A Company's First Profit Can Mean Big Gains for Investors


"Those are the stocks that will likely see the best new demand from new investors: people who are now, all of a sudden, willing to take notice of the stock."


With earnings season winding down, I've been running screens with the concept to find companies that have just recently shown their first quarterly profit within the last year.

The idea is to find companies that have not shown a profit for at least the previous 4 quarters, but have just recently produced their first profit this last quarter.

I run this screen after every earnings season. And here we are again.

Some of these companies will be relatively new, and this recent profit may be the only profit in the company's history so far.

Other companies may have a long history of profitability, but for whatever reason haven't seen a profit in a while—but has finally returned to profitability.

I like this concept because, if the trend has been one of improvement, there's a good chance the trend will continue. This is true whether you've been profitable or are just getting profitable.

But some people (like myself for example) dislike buying companies that cannot show a profit.
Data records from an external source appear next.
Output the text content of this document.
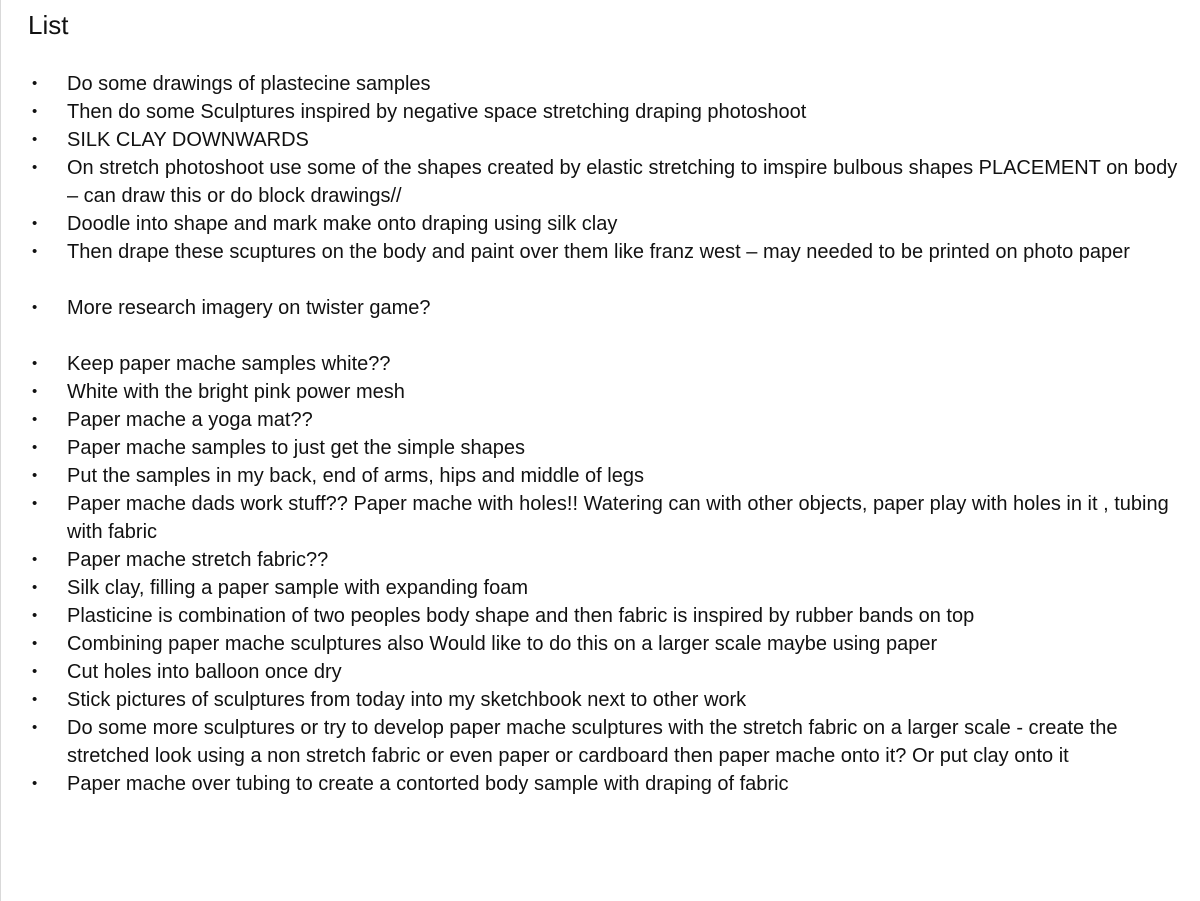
List
• Do some drawings of plastecine samples
• Then do some Sculptures inspired by negative space stretching draping photoshoot
• SILK CLAY DOWNWARDS
• On stretch photoshoot use some of the shapes created by elastic stretching to imspire bulbous shapes PLACEMENT on body – can draw this or do block drawings//
• Doodle into shape and mark make onto draping using silk clay
• Then drape these scuptures on the body and paint over them like franz west – may needed to be printed on photo paper
• More research imagery on twister game?
• Keep paper mache samples white??
• White with the bright pink power mesh
• Paper mache a yoga mat??
• Paper mache samples to just get the simple shapes
• Put the samples in my back, end of arms, hips and middle of legs
• Paper mache dads work stuff?? Paper mache with holes!! Watering can with other objects, paper play with holes in it , tubing with fabric
• Paper mache stretch fabric??
• Silk clay, filling a paper sample with expanding foam
• Plasticine is combination of two peoples body shape and then fabric is inspired by rubber bands on top
• Combining paper mache sculptures also Would like to do this on a larger scale maybe using paper
• Cut holes into balloon once dry
• Stick pictures of sculptures from today into my sketchbook next to other work
• Do some more sculptures or try to develop paper mache sculptures with the stretch fabric on a larger scale - create the stretched look using a non stretch fabric or even paper or cardboard then paper mache onto it? Or put clay onto it
• Paper mache over tubing to create a contorted body sample with draping of fabric
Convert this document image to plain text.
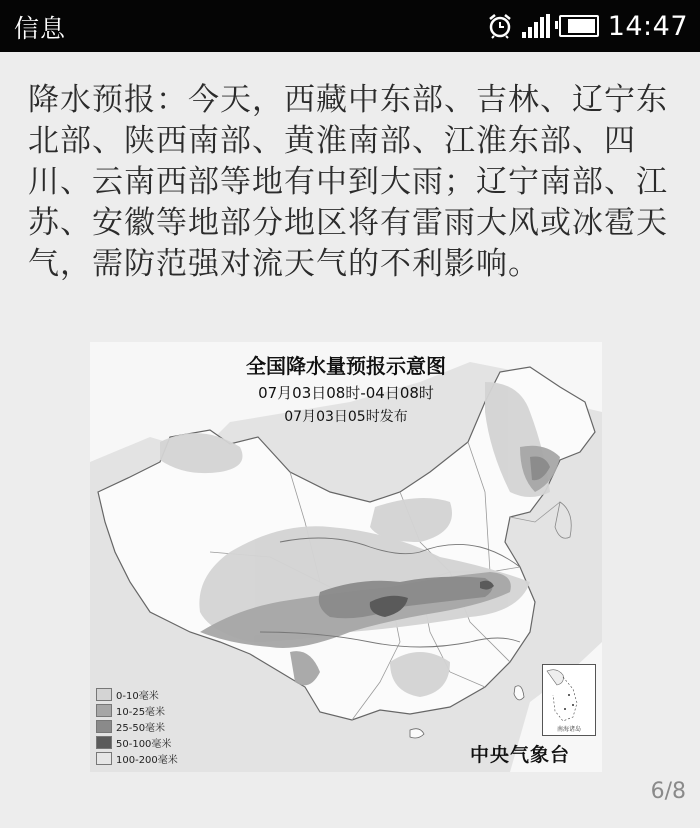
信息	14:47
降水预报：今天，西藏中东部、吉林、辽宁东北部、陕西南部、黄淮南部、江淮东部、四川、云南西部等地有中到大雨；辽宁南部、江苏、安徽等地部分地区将有雷雨大风或冰雹天气，需防范强对流天气的不利影响。
全国降水量预报示意图
07月03日08时-04日08时
07月03日05时发布
0-10毫米
10-25毫米
25-50毫米
50-100毫米
100-200毫米
南海诸岛
中央气象台
6/8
And there are many others who won't even consider a stock unless it's making money.

Losing less than the previous quarter is indeed an improvement. And in that respect, by definition, it is growth, i.e., they're growing less unprofitable. And it's even better if the losses are less and less in each sequential quarter.

But there's something entirely different about growth AND being profitable. And those are the stocks that will likely see the best new demand from new investors; people who are now, all of a sudden, willing to take notice of, and pay attention to, the stock.

And that's what we're screening for today:

  • EPS for the previous 4 Quarters less than or equal to 0
    (This means in each of the previous 4 quarters (except the most recently reported quarter) the company has reported earnings of less than or equal to zero, i.e., no profit.)
  • EPS for the recently reported quarter greater than 0
    (This time, the company reported earnings greater than zero, meaning they finally showed a profit.)
  • Current Price greater than or equal to 5
    (I prefer to only look at companies over $5. But if you drop this item from the screen, it'll currently produce three times as many stocks coming thru the screen.)

The screen is pretty simple yet pretty powerful.